Mia forced herself to control her racing heartbeat. Her baby sister was alive. That was all that mattered. And it didn't look as though she'd broken. There'd been mutiny there, in Sage's green eyes, when she first looked up.
"Rykker," Vex practically purred, extending her hand.
The black-haired man knelt on one knee, kissing the backs of her fingers. "Warlord." The pair of them shared a fond look.
"Good hunting, it seems," Vex said, raking Sage with a mercenary look. "She's glorious."
"Hit upon a small mother lode," Rykker replied. "Got myself a new route."
Son of a bitch. Those were her people that he spoke so callously about.
"Relax," McClain murmured, his breath stirring the tight curls that brushed her ear. His steady hand stroked soothing circles on her thigh.
"It seems tonight's the night for people offering me fresh slave routes," Vex said.
Rykker's gaze cut to Mia and the two men with her, but he lingered longest on her, and there was something dark and canny in his gaze that unnerved her. Better if he was looking at her, rather than Ellie, who he might recognize, even if the girl kept her face lowered as she knelt at Jake's feet. He dismissed Mia eventually, his flat gaze locking on McClain as if he knew who his adversary was. "I don't think we've met."
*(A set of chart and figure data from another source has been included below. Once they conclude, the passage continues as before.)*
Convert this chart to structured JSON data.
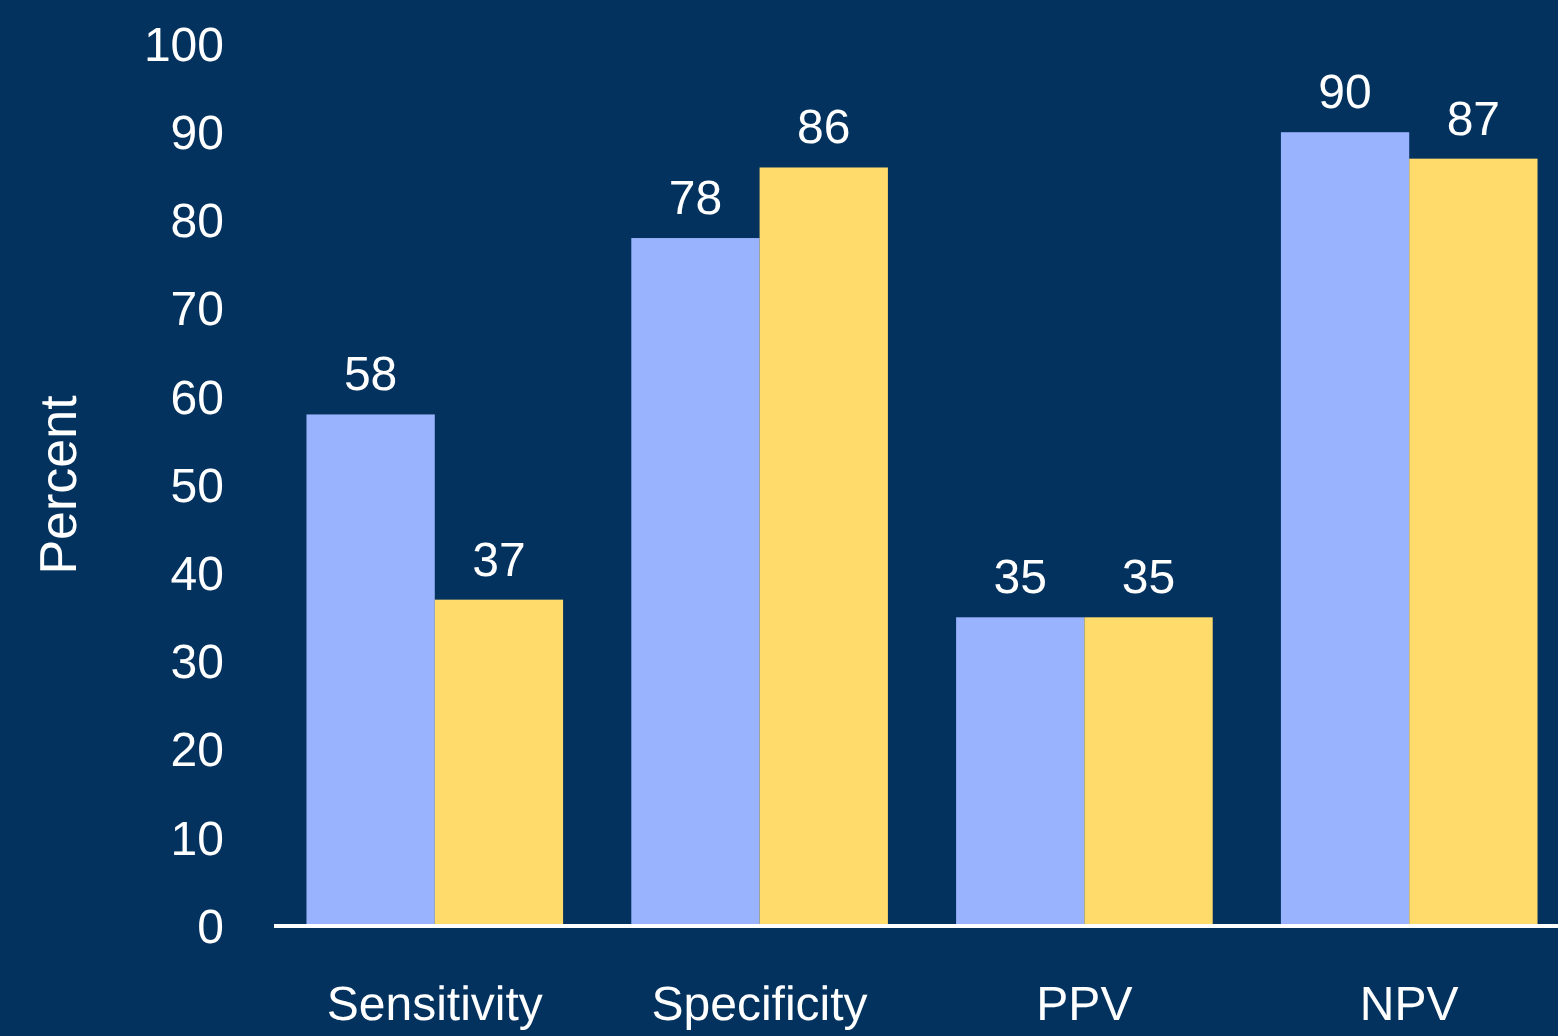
{
  "chart_data": {
    "type": "bar",
    "ylabel": "Percent",
    "categories": [
      "Sensitivity",
      "Specificity",
      "PPV",
      "NPV"
    ],
    "series": [
      {
        "color": "#99b3ff",
        "values": [
          58,
          78,
          35,
          90
        ]
      },
      {
        "color": "#ffdb6b",
        "values": [
          37,
          86,
          35,
          87
        ]
      }
    ],
    "ylim": [
      0,
      100
    ],
    "yticks": [
      0,
      10,
      20,
      30,
      40,
      50,
      60,
      70,
      80,
      90,
      100
    ],
    "data_labels": true
  }
}
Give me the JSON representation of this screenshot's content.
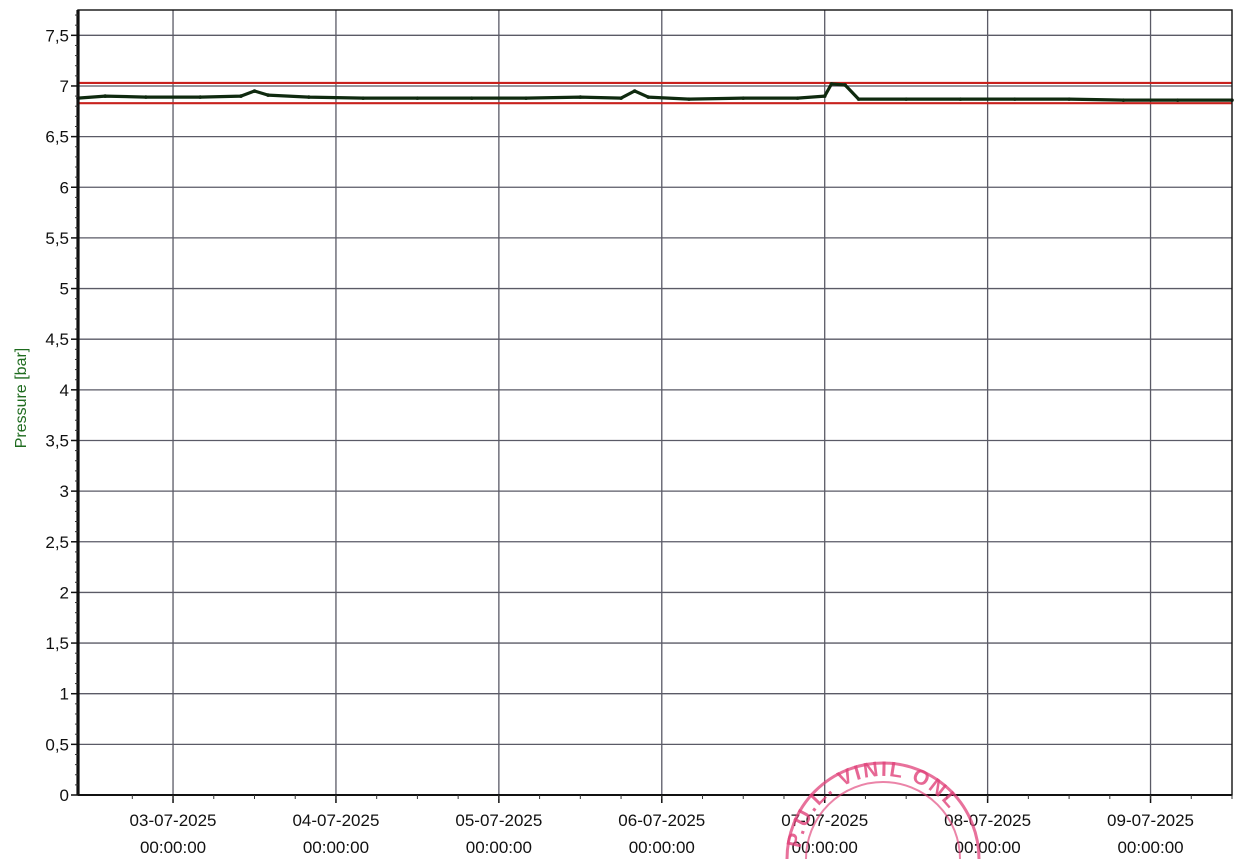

"Most likely not," McClain said, not bothering to offer his hand. "I'm McClain. Bounty hunter by trade, someone with his eye on the cash by necessity. This here's my cousin, Jake McClain, and my woman, Mia. We came to pay our respects to the Warlord of Rust City."
"Where you from?" Rykker demanded.
"The Rim."
"Rykker," Vex called, leaning back in her chair and lighting a cigarette. Clearly she didn't like the attention shifting from herself for the moment. "I like this talk of a mother lode. Enlighten me. Just what have you brought back for me?"